Car dealers TODAY spoke to expect the premiums for bigger cars to rebound in the next bidding exercise, which will close on Wednesday. Nevertheless, over the longer term, they do not expect COE premiums to hit previous heights.

While the restrictions imposed by the authorities would remove a segment of the demand — such as from young professionals and young families — the car dealers noted the strong demand from the cash rich, who would now be hoping to get more bang for their buck by shopping for bigger cars that might have previously been beyond their reach.

On March 13, COE premiums for Category B (cars 1,601cc and above) fell by 37.3 per cent to S$58,090. Premiums for Category A (cars 1,600cc and below) fell 4.6 per cent to S$74,686. In the Open category, where COEs can be used for any vehicle type but are commonly used for bigger cars, premiums fell by 29.3 per cent to S$65,001.

“Traditionally, fluctuations in COE prices have always attracted customers, most of whom are bargain hunters, to the showrooms,” said a dealer who declined to be named.

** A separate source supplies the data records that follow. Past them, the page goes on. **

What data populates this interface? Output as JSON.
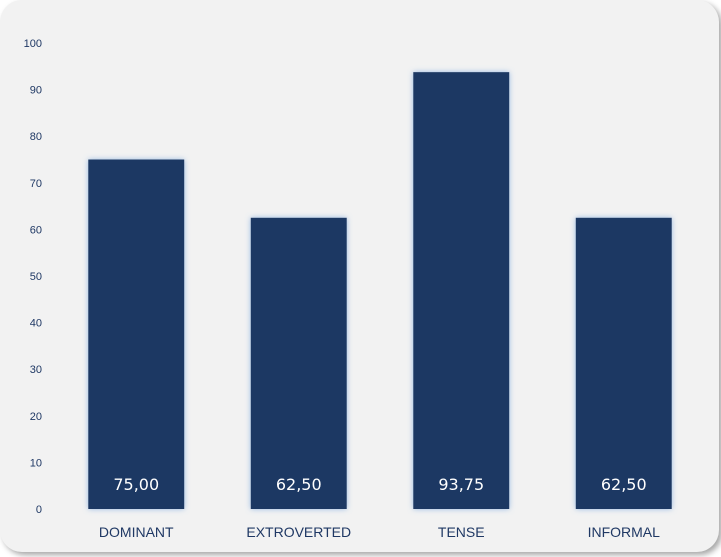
{
  "chart_data": {
    "type": "bar",
    "categories": [
      "DOMINANT",
      "EXTROVERTED",
      "TENSE",
      "INFORMAL"
    ],
    "values": [
      75.0,
      62.5,
      93.75,
      62.5
    ],
    "data_labels": [
      "75,00",
      "62,50",
      "93,75",
      "62,50"
    ],
    "yticks": [
      "0",
      "10",
      "20",
      "30",
      "40",
      "50",
      "60",
      "70",
      "80",
      "90",
      "100"
    ],
    "ylim": [
      0,
      100
    ],
    "title": "",
    "xlabel": "",
    "ylabel": "",
    "grid": false,
    "legend": "none",
    "colors": {
      "bar": "#1f3864",
      "bar_glow": "#8db3e2",
      "label_text": "#1f3864",
      "data_label_text": "#ffffff",
      "background": "#f2f2f2"
    }
  }
}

Another added that recently, the majority of his company’s customers have been interested in bigger cars.

Mr Ron Lim, General Manager of Tan Chong Motor, felt that Category A premiums could fall this time — but not as drastically as Category B premiums in the previous bidding exercise. “I would estimate the premiums for both categories to be around mid-S$60,000, about where the ones for the Open Category ended in the last bidding. Due to the slashing of prices by dealers ... they can’t bid as high as they could in the past.”

The quirk that saw premiums of bigger cars falling below that of small cars could continue, Mr Lim said. Nevertheless, he expects the difference to be narrowed to between S$1,000 and S$2,000. Mr Eddie Loo, Managing Director of CarTimes, however, estimates that COE premium for Category B would be “above S$60,000, even close to S$70,000”, while COE premium for Category A would fall but still remain “above S$60,000”.

Industry veteran Neo Nam Heng noted that while car dealers had slashed prices by S$20,000 to S$30,000 in the immediate aftermath of the measures, many have raised prices in the last few days because of brisk sales. He estimates the premiums for both Category A and B to be about S$50,000 to S$60,000 in the coming bidding exercise.

When this reporter visited the car showrooms along Leng Kee Road yesterday, most were crowded with prospective car buyers. However, several of those whom TODAY spoke to were not planning to buy a car any time soon.

Mr Bryan Lee, 35, a civil servant, said he was drawn to the showrooms by the newspaper advertisements but wanted to wait “a couple of months” for COE premiums to stabilise.

“I do not see this as a good time to go into the market as it is all too unpredictable,” said Mr Lee, whose current car is eight years old.